Rund 100.000 intersexuelle Menschen gibt es in Deutschland. 100.000 Menschen, die bisher eine Entscheidung treffen mussten, die zwangsläufig ihr Persönlichkeitsrecht verletzt! Als Intersexueller war man bislang gezwungen sich als weiblich oder männlich im Geburtenregister eintragen zu lassen. Nach einer Entscheidung des Bundesverfassungsgerichts soll das nun endlich geändert werden! Die Bundesregierung (sollte sie die nächsten Monate denn zustande kommen) ist jetzt gezwungen bis Ende 2018 ein entsprechendes Gesetz zu entwickeln. Die Einführung eines dritten Geschlechts ist ein längst überfälliges Zeichen gegen Diskriminierung und Ausgrenzung!
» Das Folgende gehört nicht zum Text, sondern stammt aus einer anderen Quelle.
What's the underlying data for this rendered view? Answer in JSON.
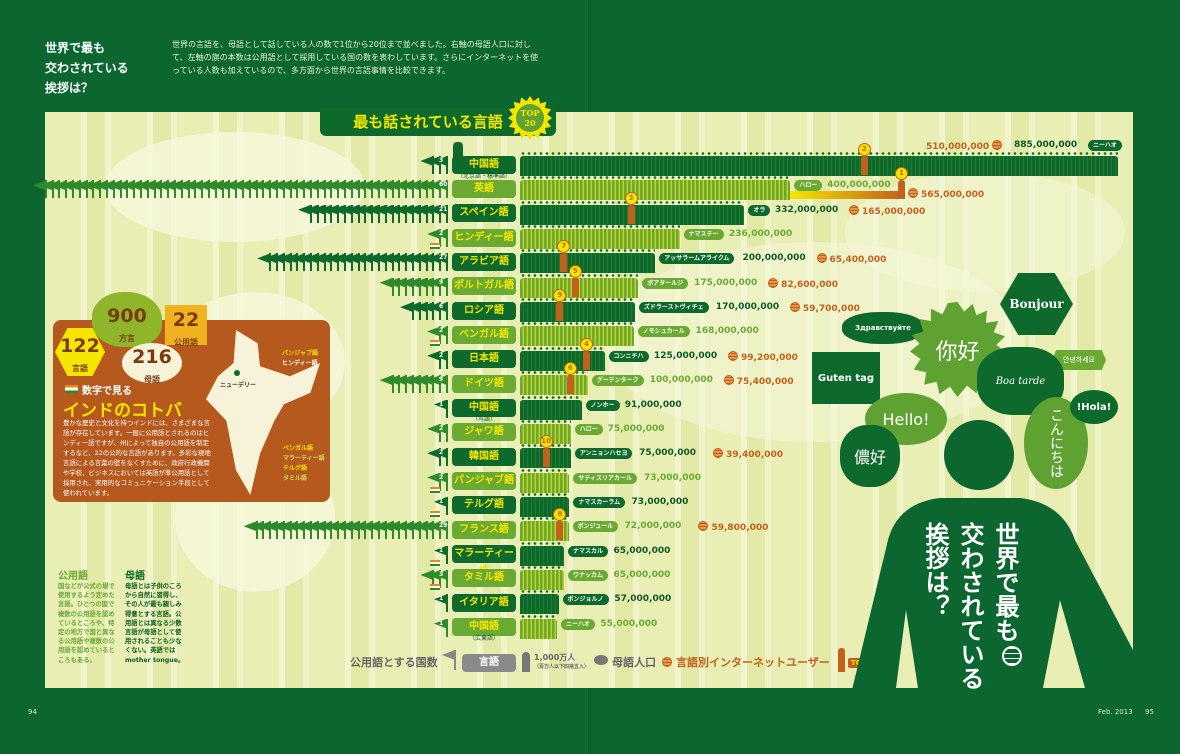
{
  "header": {
    "title_lines": [
      "世界で最も",
      "交わされている",
      "挨拶は？"
    ],
    "description": "世界の言語を、母語として話している人の数で1位から20位まで並べました。右軸の母語人口に対して、左軸の旗の本数は公用語として採用している国の数を表わしています。さらにインターネットを使っている人数も加えているので、多方面から世界の言語事情を比較できます。"
  },
  "banner": {
    "title": "最も話されている言語",
    "badge_line1": "TOP",
    "badge_line2": "20"
  },
  "colors": {
    "background": "#0b6630",
    "dark_row": "#0d6a2c",
    "light_row": "#6aaa33",
    "label_text": "#f5e600",
    "internet": "#c2611c",
    "india_panel": "#b5591f"
  },
  "chart_data": {
    "type": "bar",
    "title": "最も話されている言語",
    "series_description": [
      "母語人口",
      "公用語とする国数",
      "言語別インターネットユーザー"
    ],
    "rows": [
      {
        "name": "中国語",
        "sub": "（北京語・標準語）",
        "style": "dark",
        "countries": 3,
        "greeting": "ニーハオ",
        "speakers": "885,000,000",
        "speakers_value": 885000000,
        "internet": "510,000,000",
        "internet_value": 510000000,
        "internet_rank": 2,
        "india": false
      },
      {
        "name": "英語",
        "sub": "",
        "style": "light",
        "countries": 60,
        "greeting": "ハロー",
        "speakers": "400,000,000",
        "speakers_value": 400000000,
        "internet": "565,000,000",
        "internet_value": 565000000,
        "internet_rank": 1,
        "india": false
      },
      {
        "name": "スペイン語",
        "sub": "",
        "style": "dark",
        "countries": 21,
        "greeting": "オラ",
        "speakers": "332,000,000",
        "speakers_value": 332000000,
        "internet": "165,000,000",
        "internet_value": 165000000,
        "internet_rank": 3,
        "india": false
      },
      {
        "name": "ヒンディー語",
        "sub": "",
        "style": "light",
        "countries": 2,
        "greeting": "ナマステー",
        "speakers": "236,000,000",
        "speakers_value": 236000000,
        "india": true
      },
      {
        "name": "アラビア語",
        "sub": "",
        "style": "dark",
        "countries": 27,
        "greeting": "アッサラームアライクム",
        "speakers": "200,000,000",
        "speakers_value": 200000000,
        "internet": "65,400,000",
        "internet_value": 65400000,
        "internet_rank": 7,
        "india": false
      },
      {
        "name": "ポルトガル語",
        "sub": "",
        "style": "light",
        "countries": 9,
        "greeting": "ボアタールジ",
        "speakers": "175,000,000",
        "speakers_value": 175000000,
        "internet": "82,600,000",
        "internet_value": 82600000,
        "internet_rank": 5,
        "india": false
      },
      {
        "name": "ロシア語",
        "sub": "",
        "style": "dark",
        "countries": 6,
        "greeting": "ズドラーストヴィチェ",
        "speakers": "170,000,000",
        "speakers_value": 170000000,
        "internet": "59,700,000",
        "internet_value": 59700000,
        "internet_rank": 9,
        "india": false
      },
      {
        "name": "ベンガル語",
        "sub": "",
        "style": "light",
        "countries": 2,
        "greeting": "ノモシュカール",
        "speakers": "168,000,000",
        "speakers_value": 168000000,
        "india": true
      },
      {
        "name": "日本語",
        "sub": "",
        "style": "dark",
        "countries": 2,
        "greeting": "コンニチハ",
        "speakers": "125,000,000",
        "speakers_value": 125000000,
        "internet": "99,200,000",
        "internet_value": 99200000,
        "internet_rank": 4,
        "india": false
      },
      {
        "name": "ドイツ語",
        "sub": "",
        "style": "light",
        "countries": 9,
        "greeting": "グーテンターク",
        "speakers": "100,000,000",
        "speakers_value": 100000000,
        "internet": "75,400,000",
        "internet_value": 75400000,
        "internet_rank": 6,
        "india": false
      },
      {
        "name": "中国語",
        "sub": "（呉語）",
        "style": "dark",
        "countries": 1,
        "greeting": "ノンホー",
        "speakers": "91,000,000",
        "speakers_value": 91000000,
        "india": false
      },
      {
        "name": "ジャワ語",
        "sub": "",
        "style": "light",
        "countries": 2,
        "greeting": "ハロー",
        "speakers": "75,000,000",
        "speakers_value": 75000000,
        "india": false
      },
      {
        "name": "韓国語",
        "sub": "",
        "style": "dark",
        "countries": 2,
        "greeting": "アンニョンハセヨ",
        "speakers": "75,000,000",
        "speakers_value": 75000000,
        "internet": "39,400,000",
        "internet_value": 39400000,
        "internet_rank": 10,
        "india": false
      },
      {
        "name": "パンジャブ語",
        "sub": "",
        "style": "light",
        "countries": 2,
        "greeting": "サティスリアカール",
        "speakers": "73,000,000",
        "speakers_value": 73000000,
        "india": true
      },
      {
        "name": "テルグ語",
        "sub": "",
        "style": "dark",
        "countries": 1,
        "greeting": "ナマスカーラム",
        "speakers": "73,000,000",
        "speakers_value": 73000000,
        "india": true
      },
      {
        "name": "フランス語",
        "sub": "",
        "style": "light",
        "countries": 29,
        "greeting": "ボンジュール",
        "speakers": "72,000,000",
        "speakers_value": 72000000,
        "internet": "59,800,000",
        "internet_value": 59800000,
        "internet_rank": 8,
        "india": false
      },
      {
        "name": "マラーティー語",
        "sub": "",
        "style": "dark",
        "countries": 1,
        "greeting": "ナマスカル",
        "speakers": "65,000,000",
        "speakers_value": 65000000,
        "india": true
      },
      {
        "name": "タミル語",
        "sub": "",
        "style": "light",
        "countries": 3,
        "greeting": "ワナッカム",
        "speakers": "65,000,000",
        "speakers_value": 65000000,
        "india": true
      },
      {
        "name": "イタリア語",
        "sub": "",
        "style": "dark",
        "countries": 1,
        "greeting": "ボンジョルノ",
        "speakers": "57,000,000",
        "speakers_value": 57000000,
        "india": false
      },
      {
        "name": "中国語",
        "sub": "（広東語）",
        "style": "light",
        "countries": 1,
        "greeting": "ニーハオ",
        "speakers": "55,000,000",
        "speakers_value": 55000000,
        "india": false
      }
    ]
  },
  "india_panel": {
    "stats": [
      {
        "value": "122",
        "label": "言語"
      },
      {
        "value": "900",
        "label": "方言"
      },
      {
        "value": "22",
        "label": "公用語"
      },
      {
        "value": "216",
        "label": "母語"
      }
    ],
    "subtitle": "数字で見る",
    "title": "インドのコトバ",
    "body": "豊かな歴史と文化を持つインドには、さまざまな言語が存在しています。一般に公用語とされるのはヒンディー語ですが、州によって独自の公用語を制定するなど、22の公的な言語があります。多彩な現地言語による言葉の壁をなくすために、政府行政機関や学校、ビジネスにおいては英語が準公用語として採用され、実用的なコミュニケーション手段として使われています。",
    "map_labels": [
      "パンジャブ語",
      "ヒンディー語",
      "ニューデリー",
      "ベンガル語",
      "マラーティー語",
      "テルグ語",
      "タミル語"
    ]
  },
  "definitions": {
    "official": {
      "title": "公用語",
      "body": "国などが公式の場で使用するよう定めた言語。ひとつの国で複数の公用語を認めているところや、特定の地方で国と異なる公用語や複数の公用語を認めているところもある。"
    },
    "native": {
      "title": "母語",
      "body": "母語とは子供のころから自然に習得し、その人が最も親しみ得意とする言語。公用語とは異なる少数言語が母語として使用されることも少なくない。英語では mother tongue。"
    }
  },
  "legend": {
    "countries": "公用語とする国数",
    "countries_flag": "1",
    "language": "言語",
    "person_unit": "1,000万人",
    "person_note": "（百万人以下四捨五入）",
    "native": "母語人口",
    "internet": "言語別インターネットユーザー",
    "internet_badge": "TOP10"
  },
  "greetings": [
    "Здравствуйте",
    "你好",
    "Bonjour",
    "안녕하세요",
    "Boa tarde",
    "Guten tag",
    "Hello!",
    "儂好",
    "こんにちは",
    "!Hola!"
  ],
  "poster_title": [
    "世界で最も",
    "交わされている",
    "挨拶は？"
  ],
  "footer": {
    "left_page": "94",
    "issue": "Feb. 2013",
    "right_page": "95"
  }
}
Digitaler Ort des Austauschs

Die offene Gesellschaft ist eine lernende Gesellschaft. Am Beispiel Intersexualität kann man nachvollziehen, wie die Digitalisierung auch diesen Diskurs beeinflusst hat. Schon 2011 hatten wir das Glück für den Deutschen Ethikrat ein Debattenportal entwickeln und betreuen zu dürfen. Ziel war damals die Erstellung eines digitalen Diskussionsforums mit Fachbeiträgen und Videointerviews. Besonders diskussionswürdig vor 6 Jahren: kontroverse Themen, wie geschlechtszuweisende Operationen an Neugeborenen und Kleinkindern. Unter anderem anhand dieses digitalen Forums verfasste der Ethikrat eine Stellungnahme zur Situation intersexueller Menschen in Deutschland. Dieser Lagebericht wurde auch zur Urteilsfindung in Karlsruhe herangezogen. Ein Beispiel für einen erfolgreichen Lernprozess der offenen Gesellschaft.

Etappensieg … aber nicht am Ziel

Themen der LGBTQ-Community, Gender oder Geschlechterrollen sind stark mit Vorurteilen behaftet. Der Weg noch weit. Das sehen auch in unserem – in Zusammenarbeit mit „funk“ entwickelten – Format „Auf Klo“.
Hier sprechen wir immer wieder Themen der LGBTQ-Community, Gender oder Geschlechterrollen an.
Schauen wir dort in die Kommentarspalte unseres neuesten Videos „Non-Binary: Kein Mann & keine Frau!“ ergibt sich leider kein schönes Bild:
„Es gibt nur zwei biologische Geschlechter, ihr Idioten!“, sagt da noch einer der netteren Zeitgenossen.
Intersexuelle Menschen werden jeden Tag mit solchen Haltungen konfrontiert. Der Beschluss bringt vor allem Folgendes: Legitimation, Sichtbarkeit und Identität – all das blieb Intersexuellen lange verwehrt! Bis das Thema in der Tiefe der Gesellschaft angekommen ist, wird es aber wohl noch eine Weile dauern.
Nebenbei gesagt: Während wir diesen Blogeintrag schreiben, wird uns das Wort „intersexuell“ als Rechtschreibfehler rot unterstrichen angezeigt. Hier besteht wohl auch noch Nachholbedarf! Deshalb wollen wir weiter digitale Räume für wichtige Diskurse schaffen … und die Welt ein bisschen besser machen.